Despite not being fully compliant yet, of those surveyed, estate agents were optimistic about how impactful 5MLD would be in their ability to detect and deter financial crime, with 77% stating that it would have a net positive impact, higher than the research average of 60%.
Respondents to the poll said the regulator should give more information on how to make their compliance programmes more effective.
Nina Kerkez, director of UK and Ireland Consulting at LexisNexis Risk Solutions, comments: “The regulatory burden of 5MLD is hugely challenging for all industries, but it appears that compliance professionals in the estate agent industry have been on an uphill battle to try and meet the directive’s requirements.
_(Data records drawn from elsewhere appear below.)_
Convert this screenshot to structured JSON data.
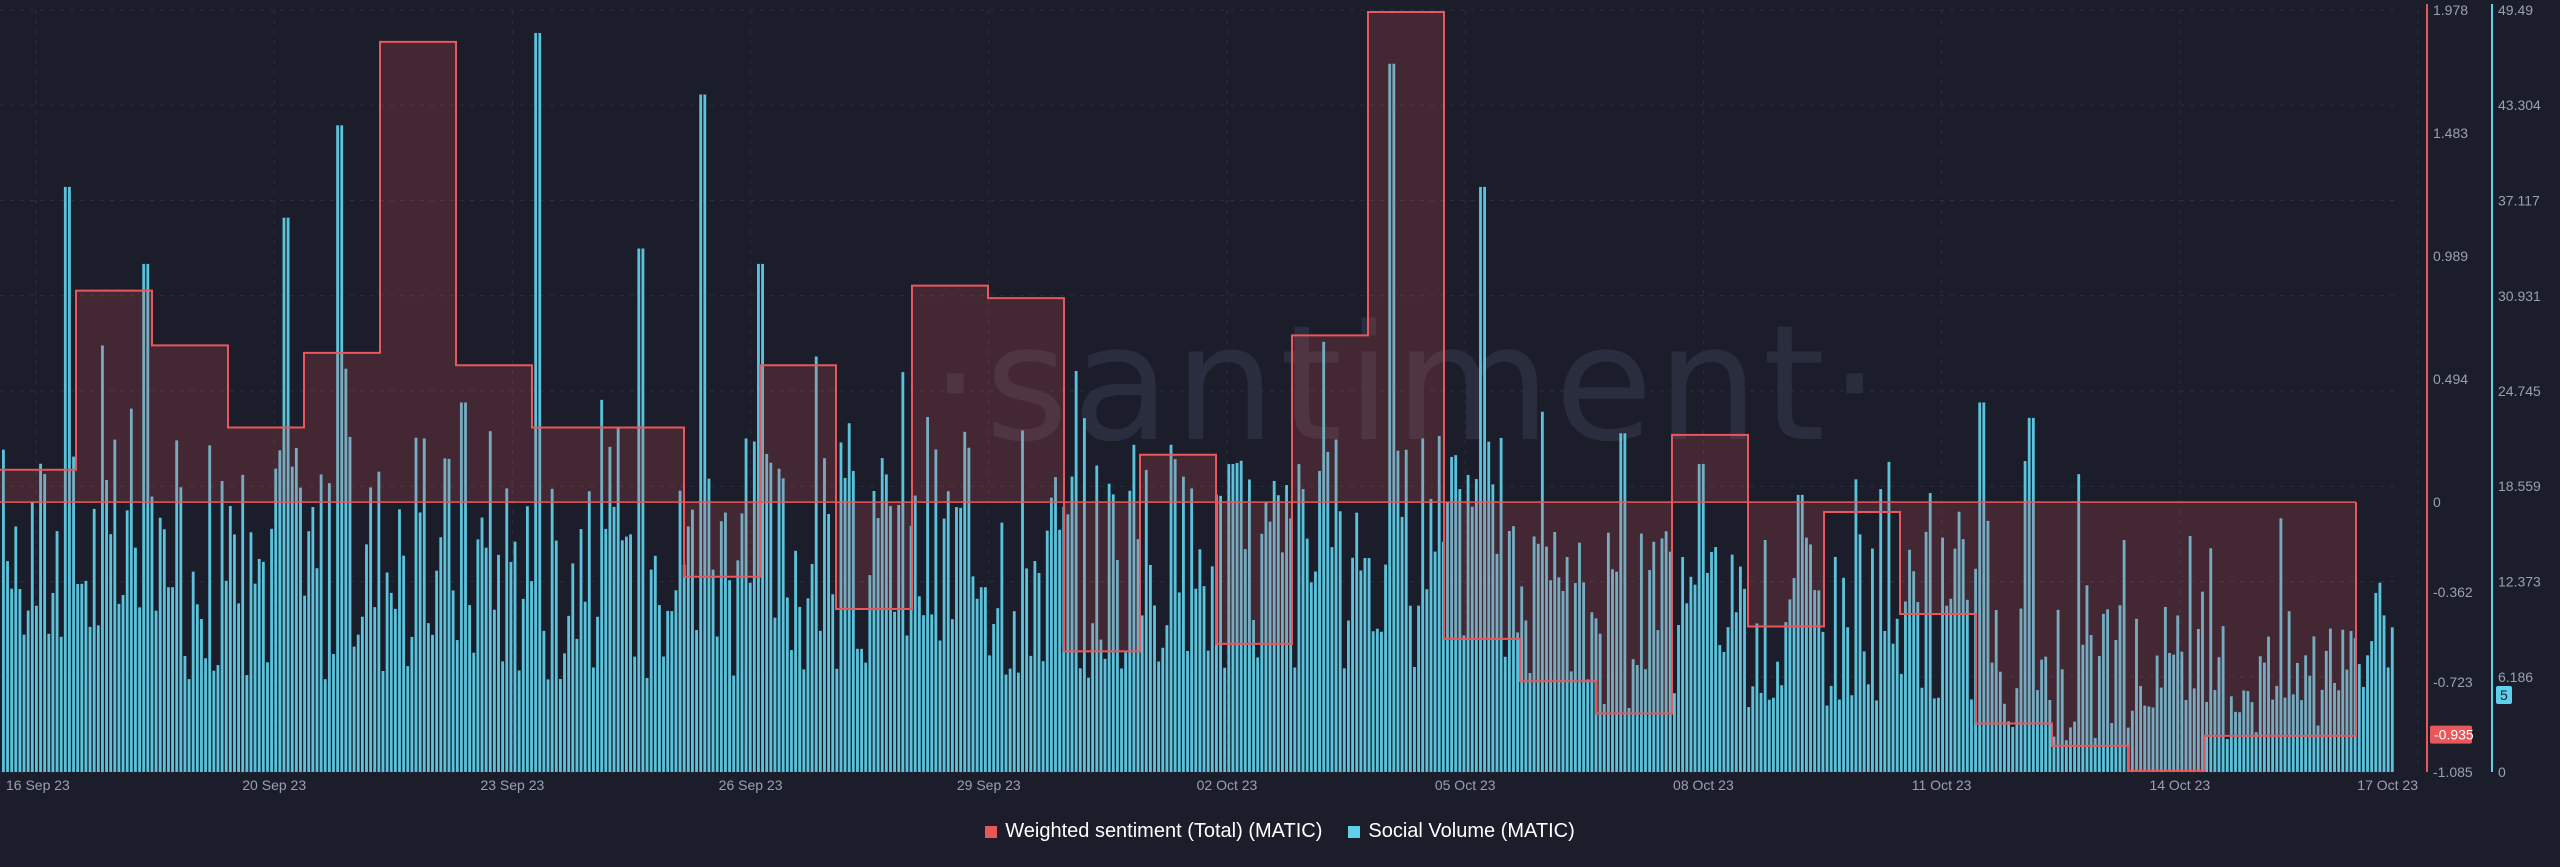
{
  "watermark": "·santiment·",
  "legend": [
    {
      "label": "Weighted sentiment (Total) (MATIC)",
      "color": "#e8575b"
    },
    {
      "label": "Social Volume (MATIC)",
      "color": "#5fd0e9"
    }
  ],
  "chart_data": {
    "type": "bar",
    "x_ticks": [
      "16 Sep 23",
      "20 Sep 23",
      "23 Sep 23",
      "26 Sep 23",
      "29 Sep 23",
      "02 Oct 23",
      "05 Oct 23",
      "08 Oct 23",
      "11 Oct 23",
      "14 Oct 23",
      "17 Oct 23"
    ],
    "y_left": {
      "ticks": [
        "1.978",
        "1.483",
        "0.989",
        "0.494",
        "0",
        "-0.362",
        "-0.723",
        "-1.085"
      ],
      "ylim": [
        -1.085,
        1.978
      ],
      "last_value": "-0.935"
    },
    "y_right": {
      "ticks": [
        "49.49",
        "43.304",
        "37.117",
        "30.931",
        "24.745",
        "18.559",
        "12.373",
        "6.186",
        "0"
      ],
      "ylim": [
        0,
        49.49
      ],
      "last_value": "5"
    },
    "series": [
      {
        "name": "Weighted sentiment (Total) (MATIC)",
        "kind": "step-area",
        "color": "#e8575b",
        "x": [
          "2023-09-16",
          "2023-09-17",
          "2023-09-18",
          "2023-09-19",
          "2023-09-20",
          "2023-09-21",
          "2023-09-22",
          "2023-09-23",
          "2023-09-24",
          "2023-09-25",
          "2023-09-26",
          "2023-09-27",
          "2023-09-28",
          "2023-09-29",
          "2023-09-30",
          "2023-10-01",
          "2023-10-02",
          "2023-10-03",
          "2023-10-04",
          "2023-10-05",
          "2023-10-06",
          "2023-10-07",
          "2023-10-08",
          "2023-10-09",
          "2023-10-10",
          "2023-10-11",
          "2023-10-12",
          "2023-10-13",
          "2023-10-14",
          "2023-10-15",
          "2023-10-16"
        ],
        "values": [
          0.13,
          0.85,
          0.63,
          0.3,
          0.6,
          1.85,
          0.55,
          0.3,
          0.3,
          -0.3,
          0.55,
          -0.43,
          0.87,
          0.82,
          -0.6,
          0.19,
          -0.57,
          0.67,
          1.97,
          -0.55,
          -0.72,
          -0.85,
          0.27,
          -0.5,
          -0.04,
          -0.45,
          -0.89,
          -0.98,
          -1.08,
          -0.94,
          -0.94
        ]
      },
      {
        "name": "Social Volume (MATIC)",
        "kind": "bar",
        "color": "#5fd0e9",
        "x_range": [
          "2023-09-16",
          "2023-10-17"
        ],
        "note_generated": false
      }
    ]
  }
}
It’s not the case that estate agents are resistant to the changes, far from it in fact; they’re able to see the value such regulation can bring to fighting financial crime. Instead, it appears there is a disconnect between the regulator and the support the industry requires to meet its obligations.
“To overcome this issue, we need to see better collaboration from the regulator and the wider private sector, to ensure that all industries are aware of their obligations, and the steps they need to take to ensure compliance.”